The next morning the alarm goes off and I fumbled around to shut it down. A quick look around and I see it is still dark outside. I force myself out of bed and turn on the stove. It’s going to be a few minutes before the coffee pot begins to percolate. Squinting my eyes, I see the clock. It is 5:34 A.M. Ugh! Grammi is awake, at least I think so, but she hasn’t yet moved. I reach around the door and pinch her toes. “ Okay, I’m moving”, she says with as much enthusiasm as someone going to the dentist for a root canal.
It’s 43 degrees outside so I pull a sweatshirt over my head. Grammi has three layer of clothes on. We grab the coffee thermos and head out the door. Arriving at a location before sunrise is best for getting the ideal lighting for a picture. It’s called the Golden Hour and comes just a few minutes before sunrise. I have the tripod set and our Nikon D5200 focused on the subject. As we wait for the light to appear, I look around. We are not alone. There are a few other camera wielding photographers standing and waiting too. Geez, these folks are serious about their photography.
Our subject is the famous T.A. Moulton Barn along Mormon Row. This much photographed barn with the Teton Range in the background is a must see attraction. Hoards of visitors come to see it, but only a few arrived at the Golden Hour. The sunlight reveals more smoke has moved across the area. It’s the worst we’ve seen this week and very disappointing. I take some shots before moving a few hundred feet to the John Moulton Barn, the brother of T.A. Moulton. I take a few more shots there before packing it in.

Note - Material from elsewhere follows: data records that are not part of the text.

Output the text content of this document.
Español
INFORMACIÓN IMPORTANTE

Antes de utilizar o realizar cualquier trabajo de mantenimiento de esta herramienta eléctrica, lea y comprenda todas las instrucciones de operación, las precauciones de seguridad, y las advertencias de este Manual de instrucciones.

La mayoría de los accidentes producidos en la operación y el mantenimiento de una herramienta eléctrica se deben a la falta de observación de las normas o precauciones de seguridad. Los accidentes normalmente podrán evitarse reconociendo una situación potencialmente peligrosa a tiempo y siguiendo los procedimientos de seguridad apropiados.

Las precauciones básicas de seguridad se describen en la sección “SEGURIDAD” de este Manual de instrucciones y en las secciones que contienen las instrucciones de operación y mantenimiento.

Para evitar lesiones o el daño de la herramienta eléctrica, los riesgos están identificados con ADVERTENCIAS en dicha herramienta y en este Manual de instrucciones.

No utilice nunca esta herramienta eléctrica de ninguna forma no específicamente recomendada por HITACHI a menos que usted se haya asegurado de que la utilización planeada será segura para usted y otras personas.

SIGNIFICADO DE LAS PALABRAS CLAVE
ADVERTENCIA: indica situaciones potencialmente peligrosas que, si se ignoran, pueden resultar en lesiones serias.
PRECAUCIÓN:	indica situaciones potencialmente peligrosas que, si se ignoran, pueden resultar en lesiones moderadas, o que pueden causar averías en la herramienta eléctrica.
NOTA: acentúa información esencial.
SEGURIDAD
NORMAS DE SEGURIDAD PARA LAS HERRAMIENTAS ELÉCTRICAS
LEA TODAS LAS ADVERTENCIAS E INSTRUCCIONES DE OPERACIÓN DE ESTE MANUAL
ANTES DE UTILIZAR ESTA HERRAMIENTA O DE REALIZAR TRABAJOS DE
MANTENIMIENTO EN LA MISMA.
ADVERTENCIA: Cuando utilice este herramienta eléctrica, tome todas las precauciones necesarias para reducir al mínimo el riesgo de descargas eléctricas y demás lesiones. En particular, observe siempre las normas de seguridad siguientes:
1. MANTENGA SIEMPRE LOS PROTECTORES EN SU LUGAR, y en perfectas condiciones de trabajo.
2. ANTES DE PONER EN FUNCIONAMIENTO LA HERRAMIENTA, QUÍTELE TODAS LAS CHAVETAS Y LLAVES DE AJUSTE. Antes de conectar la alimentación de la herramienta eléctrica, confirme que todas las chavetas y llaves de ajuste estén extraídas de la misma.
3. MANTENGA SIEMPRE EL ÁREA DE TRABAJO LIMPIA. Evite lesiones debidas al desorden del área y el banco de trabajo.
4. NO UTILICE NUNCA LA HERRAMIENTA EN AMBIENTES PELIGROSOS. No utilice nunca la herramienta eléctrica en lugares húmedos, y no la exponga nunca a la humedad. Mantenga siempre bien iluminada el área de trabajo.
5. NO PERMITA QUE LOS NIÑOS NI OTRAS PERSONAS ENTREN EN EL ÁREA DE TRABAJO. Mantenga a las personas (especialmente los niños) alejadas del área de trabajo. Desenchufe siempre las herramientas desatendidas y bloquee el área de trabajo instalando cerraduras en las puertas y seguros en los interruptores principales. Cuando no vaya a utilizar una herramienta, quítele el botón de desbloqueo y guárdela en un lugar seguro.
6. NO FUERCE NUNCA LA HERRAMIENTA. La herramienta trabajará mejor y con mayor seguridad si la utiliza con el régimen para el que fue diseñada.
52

As we drove back to our camper, we saw pronghorn antelope playfully running in the fields. They say animals in the park are the most active during the early morning and this was certainly the case here. They were quick and raced along side of us before pulling ahead and crossing the road just in front. The wildlife in Grand Teton is abundant and seeing it gives us a blissful feeling. It is great to be in nature.
We went to Jackson, Wyoming for lunch and found a wonderful organic cafe — The Healthy Being Organic Cafe and Cold Press Juicery. We each ordered one of their featured signature bowls and a healthy smoothie. It was delicious. I give the place five stars.
After lunch we walked around town and enjoyed the feeling of being in the old west town. Lawmen wearing cowboy hats patrolling the streets on horseback, a stagecoach rolling into town, and an array of western shops all serves to enhance the experience. The famous elk antler arches at the Town Square are a must see.
We are pleasantly surprise by Grand Teton National Park. There is so much to see and so much to do. We might try and stay a little longer — maybe go on a float trip down the Snake River or hike around Jenny Lake. But first, we’ll have to find another campsite.